Мы просидели там достаточно долго, отдыхая от дороги и давая отдых лошадям, которых нам обещали распрячь, почистить, накормить и напоить. Сперва, не веря своему счастью, оглядывались, не таится ли где подвох. Но, кроме хозяйки и стайки весело щебечущих девчонок, я больше никого не увидела. Никаких грубых мужчин и вообще ничего неприятного. Уверившись в полной безопасности, мы даже немного вздремнули друг у друга на плече.
На улице нас ждала запряженная коляска. Кони были отдохнувшие, напоенные, накормленные и даже вычищенные – все, кроме Бени, который один стоял как черт грязный. Никому мой любимец не дал до себя дотрагиваться, не то что чистить, всех подходящих пытался укусить. Посмотрев на него, я засмеялась, а Анька разразилась сердитой тирадой:
– Бенька, мерзавец, ты ж погляди, точь-в-точь на беса похож.
– Аня, отстань ты от него, пускай идет грязный, раз он такой трусишка.
Анька махнула рукой:
– Поехали, барышня.
– А это что, Анюта?
– Дак еды, барышня, в дорогу попросила: и хлеб тут, и другая снедь.
Хлеб был завернут в чистое полотенце, от еды шел вкусный запах.
Мы сели и молча покатили по ровной дороге, едва присыпанной снежком. До места назначения оставалось всего полтора дня пути. Я искренне радовалась, что в этот раз ничего не случилось и нам не нужно возвращаться назад. Но Аньке обязательно надо было добавить свою ложку дегтя в эту бочку меда. Она долго сидела молча и наконец пробасила:
– Барышня, а вам ничего странным не показалось?

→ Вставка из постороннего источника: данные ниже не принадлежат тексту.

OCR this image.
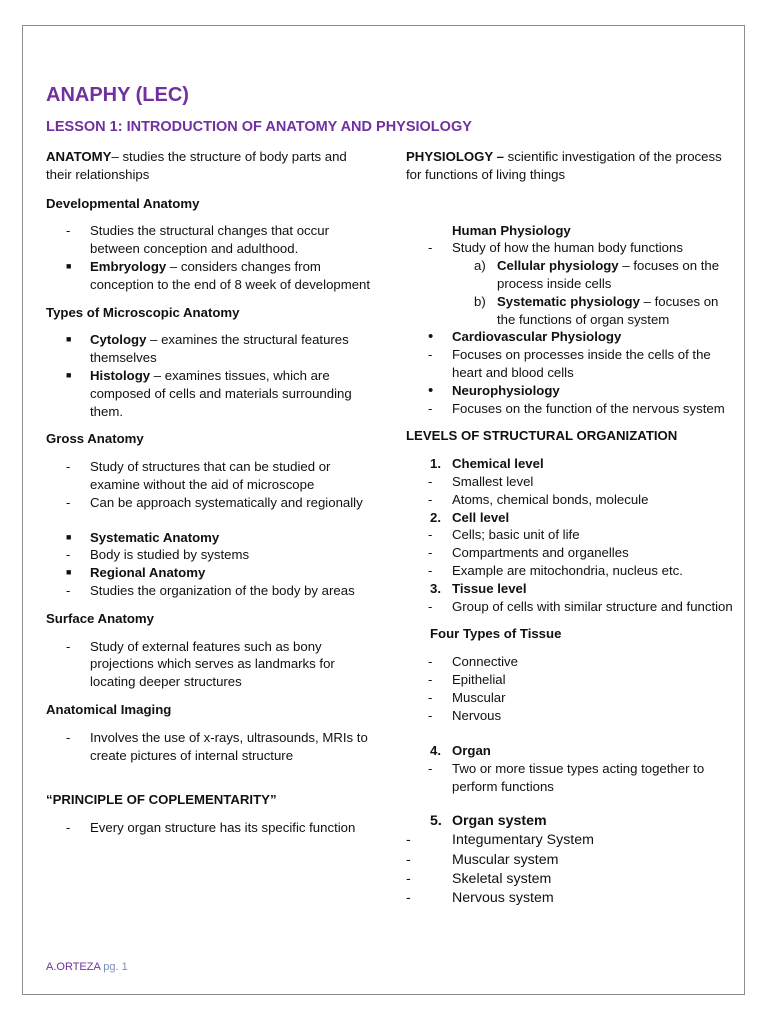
ANAPHY (LEC)
LESSON 1: INTRODUCTION OF ANATOMY AND PHYSIOLOGY

ANATOMY– studies the structure of body parts and their relationships

Developmental Anatomy

- Studies the structural changes that occur between conception and adulthood.
■ Embryology – considers changes from conception to the end of 8 week of development

Types of Microscopic Anatomy

■ Cytology – examines the structural features themselves
■ Histology – examines tissues, which are composed of cells and materials surrounding them.

Gross Anatomy

- Study of structures that can be studied or examine without the aid of microscope
- Can be approach systematically and regionally
■ Systematic Anatomy
- Body is studied by systems
■ Regional Anatomy
- Studies the organization of the body by areas

Surface Anatomy

- Study of external features such as bony projections which serves as landmarks for locating deeper structures

Anatomical Imaging

- Involves the use of x-rays, ultrasounds, MRIs to create pictures of internal structure

“PRINCIPLE OF COPLEMENTARITY”

- Every organ structure has its specific function

PHYSIOLOGY – scientific investigation of the process for functions of living things

Human Physiology

- Study of how the human body functions
a) Cellular physiology – focuses on the process inside cells
b) Systematic physiology – focuses on the functions of organ system
• Cardiovascular Physiology
- Focuses on processes inside the cells of the heart and blood cells
• Neurophysiology
- Focuses on the function of the nervous system

LEVELS OF STRUCTURAL ORGANIZATION

1. Chemical level
- Smallest level
- Atoms, chemical bonds, molecule
2. Cell level
- Cells; basic unit of life
- Compartments and organelles
- Example are mitochondria, nucleus etc.
3. Tissue level
- Group of cells with similar structure and function

Four Types of Tissue

- Connective
- Epithelial
- Muscular
- Nervous
4. Organ
- Two or more tissue types acting together to perform functions
5. Organ system
-	Integumentary System
-	Muscular system
-	Skeletal system
-	Nervous system
A.ORTEZA pg. 1
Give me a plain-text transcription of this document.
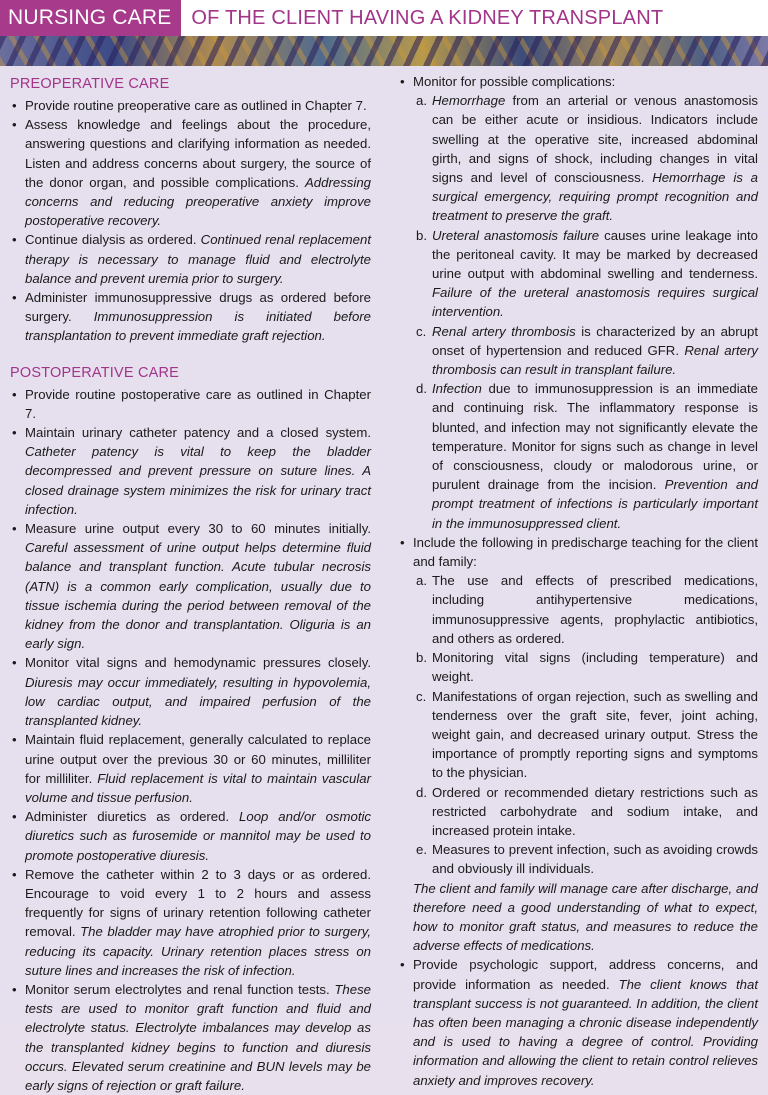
NURSING CARE	OF THE CLIENT HAVING A KIDNEY TRANSPLANT
PREOPERATIVE CARE
• Provide routine preoperative care as outlined in Chapter 7.
• Assess knowledge and feelings about the procedure, answering questions and clarifying information as needed. Listen and address concerns about surgery, the source of the donor organ, and possible complications. Addressing concerns and reducing preoperative anxiety improve postoperative recovery.
• Continue dialysis as ordered. Continued renal replacement therapy is necessary to manage fluid and electrolyte balance and prevent uremia prior to surgery.
• Administer immunosuppressive drugs as ordered before surgery. Immunosuppression is initiated before transplantation to prevent immediate graft rejection.
POSTOPERATIVE CARE
• Provide routine postoperative care as outlined in Chapter 7.
• Maintain urinary catheter patency and a closed system. Catheter patency is vital to keep the bladder decompressed and prevent pressure on suture lines. A closed drainage system minimizes the risk for urinary tract infection.
• Measure urine output every 30 to 60 minutes initially. Careful assessment of urine output helps determine fluid balance and transplant function. Acute tubular necrosis (ATN) is a common early complication, usually due to tissue ischemia during the period between removal of the kidney from the donor and transplantation. Oliguria is an early sign.
• Monitor vital signs and hemodynamic pressures closely. Diuresis may occur immediately, resulting in hypovolemia, low cardiac output, and impaired perfusion of the transplanted kidney.
• Maintain fluid replacement, generally calculated to replace urine output over the previous 30 or 60 minutes, milliliter for milliliter. Fluid replacement is vital to maintain vascular volume and tissue perfusion.
• Administer diuretics as ordered. Loop and/or osmotic diuretics such as furosemide or mannitol may be used to promote postoperative diuresis.
• Remove the catheter within 2 to 3 days or as ordered. Encourage to void every 1 to 2 hours and assess frequently for signs of urinary retention following catheter removal. The bladder may have atrophied prior to surgery, reducing its capacity. Urinary retention places stress on suture lines and increases the risk of infection.
• Monitor serum electrolytes and renal function tests. These tests are used to monitor graft function and fluid and electrolyte status. Electrolyte imbalances may develop as the transplanted kidney begins to function and diuresis occurs. Elevated serum creatinine and BUN levels may be early signs of rejection or graft failure.
• Monitor for possible complications:
a. Hemorrhage from an arterial or venous anastomosis can be either acute or insidious. Indicators include swelling at the operative site, increased abdominal girth, and signs of shock, including changes in vital signs and level of consciousness. Hemorrhage is a surgical emergency, requiring prompt recognition and treatment to preserve the graft.
b. Ureteral anastomosis failure causes urine leakage into the peritoneal cavity. It may be marked by decreased urine output with abdominal swelling and tenderness. Failure of the ureteral anastomosis requires surgical intervention.
c. Renal artery thrombosis is characterized by an abrupt onset of hypertension and reduced GFR. Renal artery thrombosis can result in transplant failure.
d. Infection due to immunosuppression is an immediate and continuing risk. The inflammatory response is blunted, and infection may not significantly elevate the temperature. Monitor for signs such as change in level of consciousness, cloudy or malodorous urine, or purulent drainage from the incision. Prevention and prompt treatment of infections is particularly important in the immunosuppressed client.
• Include the following in predischarge teaching for the client and family:
a. The use and effects of prescribed medications, including antihypertensive medications, immunosuppressive agents, prophylactic antibiotics, and others as ordered.
b. Monitoring vital signs (including temperature) and weight.
c. Manifestations of organ rejection, such as swelling and tenderness over the graft site, fever, joint aching, weight gain, and decreased urinary output. Stress the importance of promptly reporting signs and symptoms to the physician.
d. Ordered or recommended dietary restrictions such as restricted carbohydrate and sodium intake, and increased protein intake.
e. Measures to prevent infection, such as avoiding crowds and obviously ill individuals.
The client and family will manage care after discharge, and therefore need a good understanding of what to expect, how to monitor graft status, and measures to reduce the adverse effects of medications.
• Provide psychologic support, address concerns, and provide information as needed. The client knows that transplant success is not guaranteed. In addition, the client has often been managing a chronic disease independently and is used to having a degree of control. Providing information and allowing the client to retain control relieves anxiety and improves recovery.
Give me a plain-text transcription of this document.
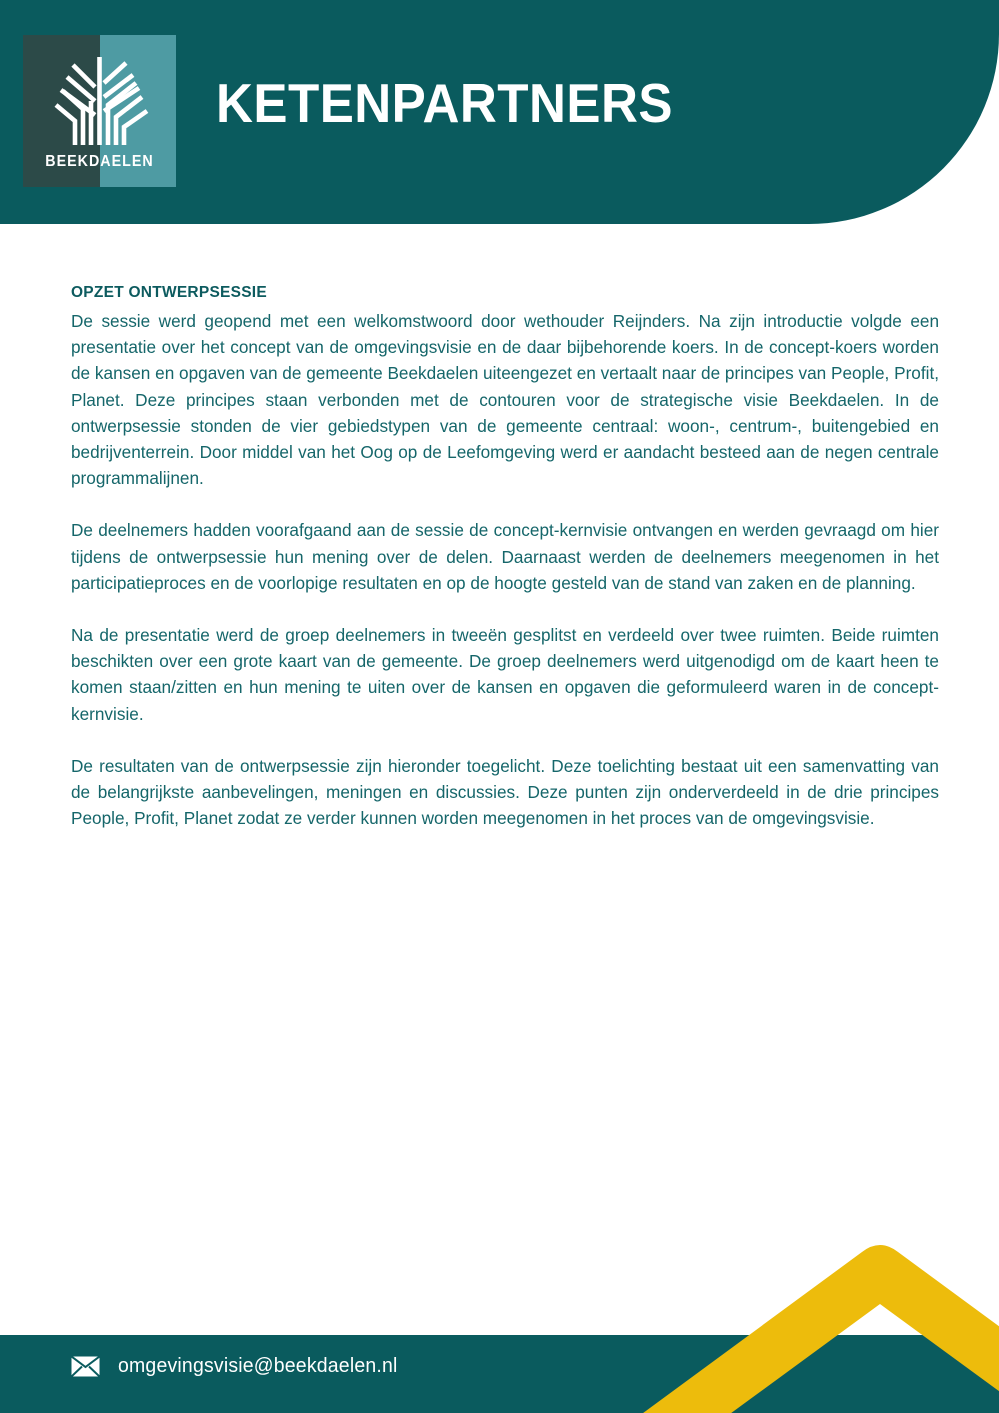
BEEKDAELEN
KETENPARTNERS
OPZET ONTWERPSESSIE

De sessie werd geopend met een welkomstwoord door wethouder Reijnders. Na zijn introductie volgde een presentatie over het concept van de omgevingsvisie en de daar bijbehorende koers. In de concept-koers worden de kansen en opgaven van de gemeente Beekdaelen uiteengezet en vertaalt naar de principes van People, Profit, Planet. Deze principes staan verbonden met de contouren voor de strategische visie Beekdaelen. In de ontwerpsessie stonden de vier gebiedstypen van de gemeente centraal: woon-, centrum-, buitengebied en bedrijventerrein. Door middel van het Oog op de Leefomgeving werd er aandacht besteed aan de negen centrale programmalijnen.

De deelnemers hadden voorafgaand aan de sessie de concept-kernvisie ontvangen en werden gevraagd om hier tijdens de ontwerpsessie hun mening over de delen. Daarnaast werden de deelnemers meegenomen in het participatieproces en de voorlopige resultaten en op de hoogte gesteld van de stand van zaken en de planning.

Na de presentatie werd de groep deelnemers in tweeën gesplitst en verdeeld over twee ruimten. Beide ruimten beschikten over een grote kaart van de gemeente. De groep deelnemers werd uitgenodigd om de kaart heen te komen staan/zitten en hun mening te uiten over de kansen en opgaven die geformuleerd waren in de concept-kernvisie.

De resultaten van de ontwerpsessie zijn hieronder toegelicht. Deze toelichting bestaat uit een samenvatting van de belangrijkste aanbevelingen, meningen en discussies. Deze punten zijn onderverdeeld in de drie principes People, Profit, Planet zodat ze verder kunnen worden meegenomen in het proces van de omgevingsvisie.

omgevingsvisie@beekdaelen.nl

– Анька, лучше бы ты помолчала! Сейчас-то тебе что не нравится? Вкусно поели, хозяйка приятная, встретили нас ласково, девочки там какие хорошие были. Лошадей наших обиходили… Чего тебе еще-то надо?
– Ей-ей, будто нечистый нас путает, словно с пути сбить хочет, привесть к беде прямо в руки. Как не настоящее там всё, будто картинка красивая. Сла-а-адкая, ажно приторно. Нарисовали как специально для нас, ишо краски не высохли.
Я была так увлечена своими мыслями, уносившими меня далеко вперед, что не сразу сообразила, о чём она бормочет. Потом спохватилась, постучала по деревяшке:
– Анька, если ты не замолчишь и не перестанешь каркать как ворона, я не по дереву постучу, а по твоей голове бестолковой, да вот этой палкой от хлыста. Не пойму никак, чего тебе неймется. Самой не надоело? Замолчи лучше, ничего не говори, слушать тебя не хочу. Так мне радостно было, мы почти уже доехали… Нет, обязательно надо всё испортить. Ешь вон лучше.
Она помотала головой:
– Дьявольская это еда, барышня.
– А-а-а, не хочешь дьявольский хлеб есть? Так дай я сама съем да вином запью.
Анька встрепенулась, сменила тон.
– Ну что вы, барышня? Вино пить стану, я ведь волнуюся больше, чем вы. А вам и так хорошо, весело, вон, всё смеетесь да смеетесь, вот и смейтеся себе на здоровьице.
Я улыбнулась. Ничто не могло испортить мне настроение. Я смело шла к своей цели, и до нее оставалось немного, совсем чуть-чуть. Это придавало мне сил.
Наступил вечер, Анька просила остановиться, а я была категорически против. Она всё бубнила:
– Надо, барышня, лошадям дать ночь постоять, обязательно надо отдохнуть, а то не добегут, упадут.
– Анька, ерунда это, посмотри, как они прекрасно идут. Яшка вон не хромает совсем.
Она махнула на меня рукой.
– Ну, как знаете, барышня. Ваши лошади, как хочете, так с ими и поступайте.
Я подумала, что Аня опять перестраховывается, преувеличивает, не отнеслась к ее словам серьезно.
Ехали мы полями, дорога шла через холмы, которые встречались всё чаще. Земля собиралась в ребристые складки, как одеяло под неспокойными ногами, и получались цепочки из маленьких и средних холмов, горочек и горок. Пришла настоящая зима. Несмотря на то, что была только середина ноября, здесь стало уже холодно, накануне выпало много снега, и всё было устлано им.
Время шло к полуночи, когда кони резко сбавили ход, начав вязнуть в непривычном для них снегу. Мои столичные лошадки по вязкому первопутку никогда не ходили, разъезжая только по мощеным мостовым да по укатанным дорогам за городом. Им было тяжело пробираться по сугробам, да и колеса коляски стали застревать. Я поняла, что проблема нешуточная. Анька сидела, скрестив на груди руки, и ворчала:
– Ну что, кулема, допрыгалася? Во-о-о-т, теперь сиди здеся. Ведь ни души вокруг нетути, что делать-то будешь? В ночи замерзать? Тьфу на тебя, тьфу!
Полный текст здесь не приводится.